Las apuestas deportivas no son una inversión

Últimamente se ha hablado mucho sobre las empresas de corretaje tradicionales que están abriendo la puerta a los mercados de apuestas deportivas para sus clientes.

Permítanme ser meridianamente claro: eso NO significa que apostar en deportes sea lo mismo que invertir.

Estas empresas cotizan en bolsa. Su función es aumentar el valor para los accionistas, incluso si eso implica fomentar comportamientos ajenos a la creación de riqueza a largo plazo.

Pero no confundas ambas cosas. Las apuestas deportivas son a corto plazo, especulativas y están diseñadas estructuralmente para despojarte de tu dinero. Cuanto más juegas, peores son tus probabilidades.

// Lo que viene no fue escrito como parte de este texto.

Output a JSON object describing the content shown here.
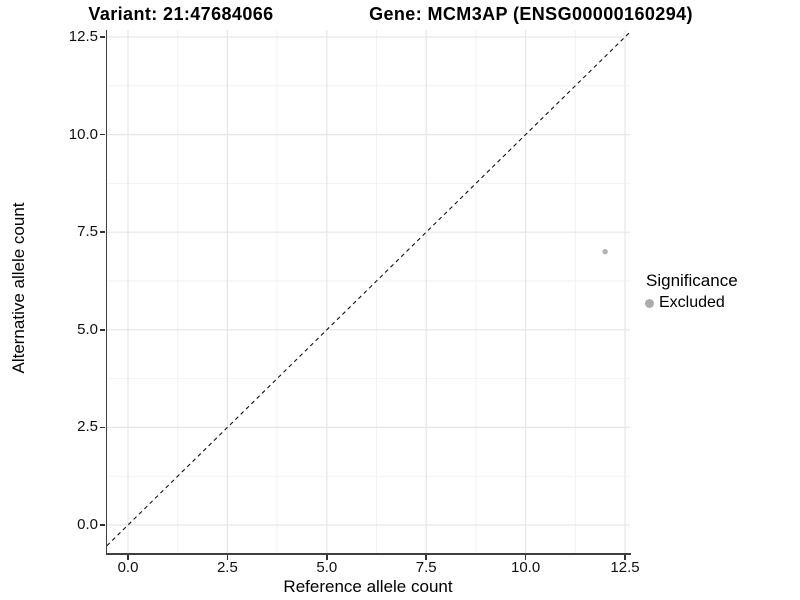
{
  "figure": {
    "titles": {
      "variant": "Variant: 21:47684066",
      "gene": "Gene: MCM3AP (ENSG00000160294)"
    },
    "axes": {
      "x": {
        "label": "Reference allele count",
        "ticks": [
          "0.0",
          "2.5",
          "5.0",
          "7.5",
          "10.0",
          "12.5"
        ]
      },
      "y": {
        "label": "Alternative allele count",
        "ticks": [
          "0.0",
          "2.5",
          "5.0",
          "7.5",
          "10.0",
          "12.5"
        ]
      }
    },
    "legend": {
      "title": "Significance",
      "items": [
        {
          "label": "Excluded",
          "color": "#ababab"
        }
      ]
    }
  },
  "chart_data": {
    "type": "scatter",
    "title": "Variant: 21:47684066 | Gene: MCM3AP (ENSG00000160294)",
    "xlabel": "Reference allele count",
    "ylabel": "Alternative allele count",
    "x_ticks": [
      0,
      2.5,
      5,
      7.5,
      10,
      12.5
    ],
    "y_ticks": [
      0,
      2.5,
      5,
      7.5,
      10,
      12.5
    ],
    "xlim": [
      -0.53,
      12.63
    ],
    "ylim": [
      -0.72,
      12.68
    ],
    "grid": "major+minor",
    "grid_major_color": "#e6e6e6",
    "grid_minor_color": "#f2f2f2",
    "legend_position": "right",
    "series": [
      {
        "name": "Excluded",
        "color": "#b2b2b2",
        "points": [
          {
            "x": 12,
            "y": 7
          }
        ]
      }
    ],
    "reference_line": {
      "type": "identity",
      "slope": 1,
      "intercept": 0,
      "style": "dashed",
      "color": "#111111"
    }
  }
}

Invertir es lo opuesto. Requiere estrategia, disciplina y el poder de la capitalización. Cuanto más tiempo juegues, mayores serán tus probabilidades de éxito.

El tiempo y la disciplina impulsan los resultados reales de inversión. El juego se basa en el azar.

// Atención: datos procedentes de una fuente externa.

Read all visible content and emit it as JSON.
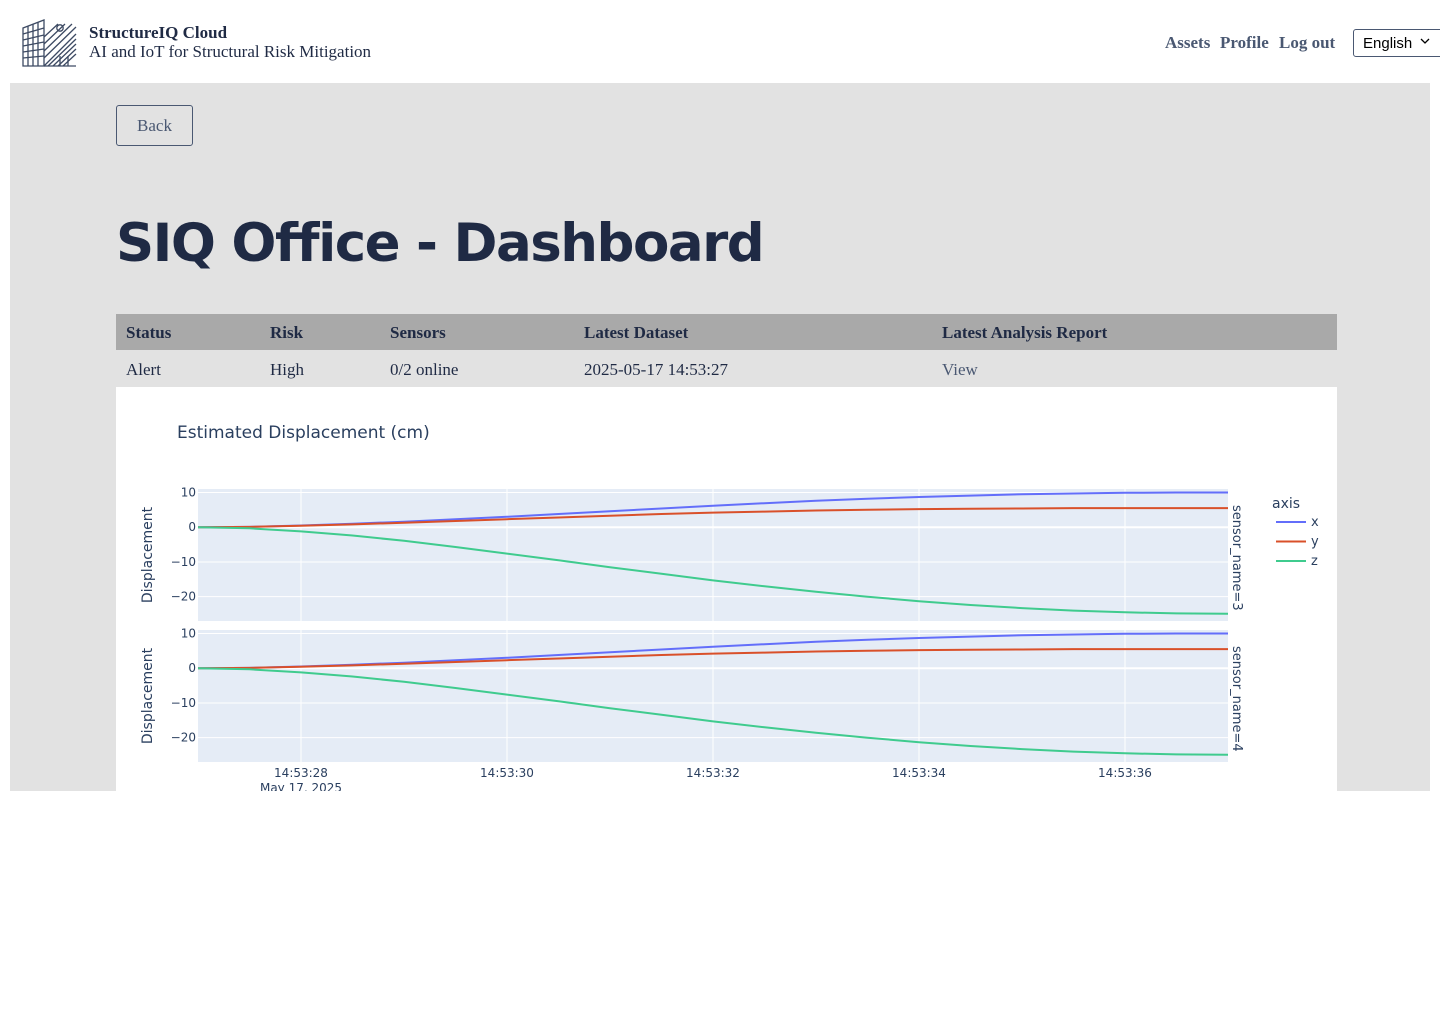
{
  "header": {
    "brand_name": "StructureIQ Cloud",
    "tagline": "AI and IoT for Structural Risk Mitigation",
    "nav": [
      "Assets",
      "Profile",
      "Log out"
    ],
    "language": "English"
  },
  "page": {
    "back_label": "Back",
    "title": "SIQ Office - Dashboard"
  },
  "summary_table": {
    "headers": [
      "Status",
      "Risk",
      "Sensors",
      "Latest Dataset",
      "Latest Analysis Report"
    ],
    "row": [
      "Alert",
      "High",
      "0/2 online",
      "2025-05-17 14:53:27",
      "View"
    ]
  },
  "colors": {
    "x": "#636efa",
    "y": "#d9502a",
    "z": "#3fcb8e",
    "plot_bg": "#e5ecf6"
  },
  "chart_data": {
    "type": "line",
    "title": "Estimated Displacement (cm)",
    "ylabel": "Displacement",
    "xlabel": "",
    "x_date_label": "May 17, 2025",
    "x_ticks": [
      "14:53:28",
      "14:53:30",
      "14:53:32",
      "14:53:34",
      "14:53:36"
    ],
    "x_tick_values": [
      28,
      30,
      32,
      34,
      36
    ],
    "xlim": [
      27,
      37
    ],
    "ylim": [
      -27,
      11
    ],
    "y_ticks": [
      10,
      0,
      -10,
      -20
    ],
    "y_tick_labels": [
      "10",
      "0",
      "−10",
      "−20"
    ],
    "legend_title": "axis",
    "legend_position": "right",
    "grid": true,
    "x_seconds": [
      27,
      27.5,
      28,
      28.5,
      29,
      29.5,
      30,
      30.5,
      31,
      31.5,
      32,
      32.5,
      33,
      33.5,
      34,
      34.5,
      35,
      35.5,
      36,
      36.5,
      37
    ],
    "panels": [
      {
        "facet": "sensor_name=3",
        "series": [
          {
            "name": "x",
            "values": [
              0,
              0.1,
              0.5,
              1.0,
              1.6,
              2.3,
              3.0,
              3.8,
              4.6,
              5.4,
              6.2,
              6.9,
              7.6,
              8.2,
              8.7,
              9.1,
              9.5,
              9.7,
              9.9,
              10.0,
              10.0
            ]
          },
          {
            "name": "y",
            "values": [
              0,
              0.1,
              0.4,
              0.8,
              1.3,
              1.8,
              2.3,
              2.8,
              3.3,
              3.8,
              4.2,
              4.5,
              4.8,
              5.0,
              5.2,
              5.3,
              5.4,
              5.5,
              5.5,
              5.5,
              5.5
            ]
          },
          {
            "name": "z",
            "values": [
              0,
              -0.3,
              -1.2,
              -2.4,
              -3.9,
              -5.7,
              -7.6,
              -9.5,
              -11.5,
              -13.4,
              -15.3,
              -17.0,
              -18.6,
              -20.0,
              -21.3,
              -22.4,
              -23.3,
              -24.0,
              -24.5,
              -24.8,
              -24.9
            ]
          }
        ]
      },
      {
        "facet": "sensor_name=4",
        "series": [
          {
            "name": "x",
            "values": [
              0,
              0.1,
              0.5,
              1.0,
              1.6,
              2.3,
              3.0,
              3.8,
              4.6,
              5.4,
              6.2,
              6.9,
              7.6,
              8.2,
              8.7,
              9.1,
              9.5,
              9.7,
              9.9,
              10.0,
              10.0
            ]
          },
          {
            "name": "y",
            "values": [
              0,
              0.1,
              0.4,
              0.8,
              1.3,
              1.8,
              2.3,
              2.8,
              3.3,
              3.8,
              4.2,
              4.5,
              4.8,
              5.0,
              5.2,
              5.3,
              5.4,
              5.5,
              5.5,
              5.5,
              5.5
            ]
          },
          {
            "name": "z",
            "values": [
              0,
              -0.3,
              -1.2,
              -2.4,
              -3.9,
              -5.7,
              -7.6,
              -9.5,
              -11.5,
              -13.4,
              -15.3,
              -17.0,
              -18.6,
              -20.0,
              -21.3,
              -22.4,
              -23.3,
              -24.0,
              -24.5,
              -24.8,
              -24.9
            ]
          }
        ]
      }
    ]
  }
}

De hecho, incluso el CFA Institute lo expresa claramente: “Con el tiempo, el juego siempre tiene un rendimiento esperado negativo”.

De todos modos te mentirán sobre ello
Hay muchas personas (y empresas) que quieren hacernos creer que las apuestas deportivas y la negociación de valores públicos son la misma cosa.

Se benefician de esa confusión y trabajan duro para difuminar las líneas un poco más cada día.

Saben que eres vulnerable. El juego se nutre de la emoción, el impulso y la emoción barata de un resultado rápido.

Invertir es lo contrario. Se trata de seguir un plan, ser disciplinado e identificar oportunidades favorables de riesgo-recompensa. No se trata de dosis de dopamina. De hecho, el buen trading es aburrido.

Pero nada de eso impedirá que empresas como Interactive Brokers (IBKR) y Robinhood Markets (HOOD) saquen provecho de la confusión.

Y siempre habrá gente dispuesta a decir cualquier cosa para convencerte de que el trading y las apuestas deportivas son la misma cosa.

No lo son.

Los niños no son tontos
No me creo la idea de que los jóvenes son tan tontos como para caer en esta estafa de «comercio = apuestas». De hecho, estamos viendo lo contrario . Su toma de decisiones ha sido sorprendentemente responsable.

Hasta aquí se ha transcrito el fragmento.